“Boys, no stealing,” Rasgadayeff said, in a drunken gibberish, when it was too late. All he could save from the marauders for the slashers was a sable muff over which two women rioters were fighting desperately.

In the meantime Rasgadayeff’s tenants and the people who sought shelter in their house,—the family of Clara’s sister and the two or three strangers—had had a narrow escape from coming face to face with an infuriated band of hoodlums. Their presence had been indicated by a Gentile woman across the street. Mme. Rasgadayeff had tearfully begged the rioters to desist and after some parleying it had been agreed that the Vigdoroffs and their guests should be allowed to escape to their landlord’s apartments before the mob invaded their rooms. From an attic window commanding the street Vladimir’s parents then saw their household effects and their celebrated library—the accumulations of thirty years—flung out on the pavement where it was hacked, torn, slashed, trampled upon, flooded with water, mixed with a stream of preserves, brine, kerosene, vinegar, until the contents of eight rooms and cellar, all that for the past thirty years had been their home, were turned into two mounds of pulp. The Vigdoroffs watched it all with a peculiar sense of remoteness, with a sort of lethargic indifference. When old Vigdoroff saw the rioters struggling with the locked drawer of his desk, he remarked to his wife:

“Idiots! Why don’t they knock out the bottom?” When one of the mob hurt his fingers trying to rend an old parchment-bound folio, he emitted a mock sigh, quoting the Yiddish proverb: “Too much hurry brings nothing but evil.” Only when Clara’s little niece began to shake and cry in a paroxysm of childish anguish, upon seeing her doll in the hands of a little girl from across the street, did the whole family burst into tears.

“I’m going to kill them. Let them kill me!” the old man said, leaping to his feet. But his wife and daughters hung to him, and held him back.

Later on, when the rioters had gone, the family returned to their nest. The eight rooms were absolutely empty, as though their occupants had moved out.

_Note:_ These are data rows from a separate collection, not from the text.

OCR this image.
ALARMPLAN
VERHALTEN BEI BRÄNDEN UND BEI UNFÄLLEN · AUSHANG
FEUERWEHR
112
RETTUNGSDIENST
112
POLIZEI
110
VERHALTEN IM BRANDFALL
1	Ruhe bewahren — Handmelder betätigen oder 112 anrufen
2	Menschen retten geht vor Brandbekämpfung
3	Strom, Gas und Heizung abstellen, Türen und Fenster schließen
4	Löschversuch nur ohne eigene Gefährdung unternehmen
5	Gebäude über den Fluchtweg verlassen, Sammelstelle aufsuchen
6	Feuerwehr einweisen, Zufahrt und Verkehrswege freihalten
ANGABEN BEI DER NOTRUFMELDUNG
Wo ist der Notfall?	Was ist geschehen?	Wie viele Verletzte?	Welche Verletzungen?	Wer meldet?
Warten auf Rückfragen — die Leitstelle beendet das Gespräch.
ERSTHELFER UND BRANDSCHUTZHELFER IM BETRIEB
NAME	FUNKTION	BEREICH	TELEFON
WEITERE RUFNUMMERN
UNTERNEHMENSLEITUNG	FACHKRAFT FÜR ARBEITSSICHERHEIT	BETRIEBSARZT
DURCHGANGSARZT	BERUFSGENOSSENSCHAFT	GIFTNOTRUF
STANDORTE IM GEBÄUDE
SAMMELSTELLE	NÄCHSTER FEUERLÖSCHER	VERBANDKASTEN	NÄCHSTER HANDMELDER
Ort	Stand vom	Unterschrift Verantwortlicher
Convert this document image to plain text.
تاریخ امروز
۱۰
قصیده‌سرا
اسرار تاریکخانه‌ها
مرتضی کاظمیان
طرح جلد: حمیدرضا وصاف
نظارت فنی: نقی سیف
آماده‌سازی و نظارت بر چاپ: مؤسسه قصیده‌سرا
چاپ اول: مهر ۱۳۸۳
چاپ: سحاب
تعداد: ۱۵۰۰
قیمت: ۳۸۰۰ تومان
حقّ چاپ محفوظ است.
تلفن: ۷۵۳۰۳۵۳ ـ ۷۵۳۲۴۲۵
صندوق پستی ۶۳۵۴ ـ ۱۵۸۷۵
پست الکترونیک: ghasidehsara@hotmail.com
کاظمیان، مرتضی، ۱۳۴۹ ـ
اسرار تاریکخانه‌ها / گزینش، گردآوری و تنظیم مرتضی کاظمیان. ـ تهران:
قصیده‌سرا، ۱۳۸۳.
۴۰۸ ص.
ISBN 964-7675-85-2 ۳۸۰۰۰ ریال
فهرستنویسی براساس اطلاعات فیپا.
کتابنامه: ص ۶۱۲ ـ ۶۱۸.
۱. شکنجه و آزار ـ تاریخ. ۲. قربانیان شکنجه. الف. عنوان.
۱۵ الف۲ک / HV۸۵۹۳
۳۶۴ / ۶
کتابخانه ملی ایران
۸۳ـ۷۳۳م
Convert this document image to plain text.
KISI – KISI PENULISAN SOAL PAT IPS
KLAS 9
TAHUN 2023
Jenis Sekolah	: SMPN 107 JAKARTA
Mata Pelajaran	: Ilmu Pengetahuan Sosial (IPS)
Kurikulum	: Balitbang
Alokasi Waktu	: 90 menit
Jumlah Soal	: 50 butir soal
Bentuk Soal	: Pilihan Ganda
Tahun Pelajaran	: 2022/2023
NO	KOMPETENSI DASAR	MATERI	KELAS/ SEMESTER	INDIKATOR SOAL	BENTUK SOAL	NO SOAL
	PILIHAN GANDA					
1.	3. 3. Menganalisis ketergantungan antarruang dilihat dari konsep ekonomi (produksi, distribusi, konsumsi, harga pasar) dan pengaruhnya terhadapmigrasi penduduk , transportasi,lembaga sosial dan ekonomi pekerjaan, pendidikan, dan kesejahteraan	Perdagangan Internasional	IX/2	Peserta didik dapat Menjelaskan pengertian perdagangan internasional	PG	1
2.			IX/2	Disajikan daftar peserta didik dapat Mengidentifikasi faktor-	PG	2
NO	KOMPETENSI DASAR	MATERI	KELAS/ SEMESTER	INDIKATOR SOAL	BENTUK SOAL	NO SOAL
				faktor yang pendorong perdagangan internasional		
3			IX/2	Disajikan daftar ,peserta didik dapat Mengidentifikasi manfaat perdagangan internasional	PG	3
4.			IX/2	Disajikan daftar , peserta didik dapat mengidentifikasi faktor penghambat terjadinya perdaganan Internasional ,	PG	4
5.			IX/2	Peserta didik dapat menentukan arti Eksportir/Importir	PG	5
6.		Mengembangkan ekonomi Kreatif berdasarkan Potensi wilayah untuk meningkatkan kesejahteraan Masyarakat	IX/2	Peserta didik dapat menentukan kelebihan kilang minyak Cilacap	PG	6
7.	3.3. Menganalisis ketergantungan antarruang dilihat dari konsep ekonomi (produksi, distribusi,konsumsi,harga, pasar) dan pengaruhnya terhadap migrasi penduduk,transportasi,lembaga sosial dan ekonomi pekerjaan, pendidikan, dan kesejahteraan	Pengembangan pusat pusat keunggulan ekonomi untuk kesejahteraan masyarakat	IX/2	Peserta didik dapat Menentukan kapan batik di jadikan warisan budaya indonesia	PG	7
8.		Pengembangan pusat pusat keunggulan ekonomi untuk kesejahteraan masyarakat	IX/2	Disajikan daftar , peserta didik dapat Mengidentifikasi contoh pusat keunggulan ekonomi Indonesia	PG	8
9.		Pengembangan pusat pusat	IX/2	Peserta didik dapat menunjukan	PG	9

Gradually the various bands of rioters got into the swing of their work and did it with the system and method of an established trade. First the pavement was torn up, the cobblestones being piled up and then crashed into the windows; the padlocks were then knocked off by means of crowbars, hammers or axes and the doors battered down or broken in. Next the contents of pillows were cast to the wind, after which, the street having thus received its baptism of Jewish down, the real business of the rioters was begun by the wreckers and the looters. If the shop raided was a clothier’s and the freebooters had not yet prinked themselves they would do so to begin with, some of them returning to the streets in two pairs of trousers, two coats and even two hats. After a house or a shop had been gutted and its contents wrecked or plundered it would be left to children who would then proceed to play riot on its ruins. Here and there a committee followed in the wake of some band, ascertaining whether some Jewish dwelling or shop had not been passed over, or whether a roll of woollen or a piece of furniture had not been left undestroyed. Not a chair, not a pound of candles was allowed to remain unshattered. Kerosene was poured over sugar, honey was mixed with varnish, ink or milk. It was hard, slow work, this slashing and rending, smashing and grinding. Some raiders toiled over a single article till they panted for breath. A common sight was a man or a woman tearing at a piece of stuff with broken finger-nails and bleeding fingers, accompanying their efforts with volleys of profanity at the expense of the Jews whose wares seemed as hard to destroy as their owners. In one place the mob was blaspheming demoniacally because a heap of ground pepper from a wrecked grocery store had thrown them into a convulsion of sneezing.


The most hideous delirium of brutality was visited upon Paradise,—upon that district of narrow streets and lanes in the vicinity of Cucumber Market which was the seat of the hardest toil and the blackest need, the home of the poorest mechanics, labourers and tradesmen. As though enraged by the dearth of things worth destroying, the rioters in this section took it out of the Jews in the most bestial forms of cruelty and fiendishness their besotted minds could invent. The debris here was made up of the cheapest articles of furniture and mechanics’ tools. It was here that several Jewish women were dragged out into the street and victimised, while drunken women and children aided their husbands and fathers in their crimes. One woman was caught running through a gale of feathers and down, her child clasped in her arms. Another woman was chuckling aloud in a fit of insanity, as she passed through the district in a cab, when she was pulled off the vehicle. A good-looking girl tried to elude the rioters by disguising herself as a man, but she was recognised and the only thing that saved her was a savage fight among her assailants. A middle-aged woman came out of a house with shrieks of horror, imploring an intoxicated army officer to go to the rescue of her daughter. The officer followed her indoors, but instead of rescuing the younger woman the only thing that saved her own honour was his drunken condition. One woman who broke away from two invaders and was about to jump out of her window, was driven back at the point of the bayonet by one of the soldiers in front of the house.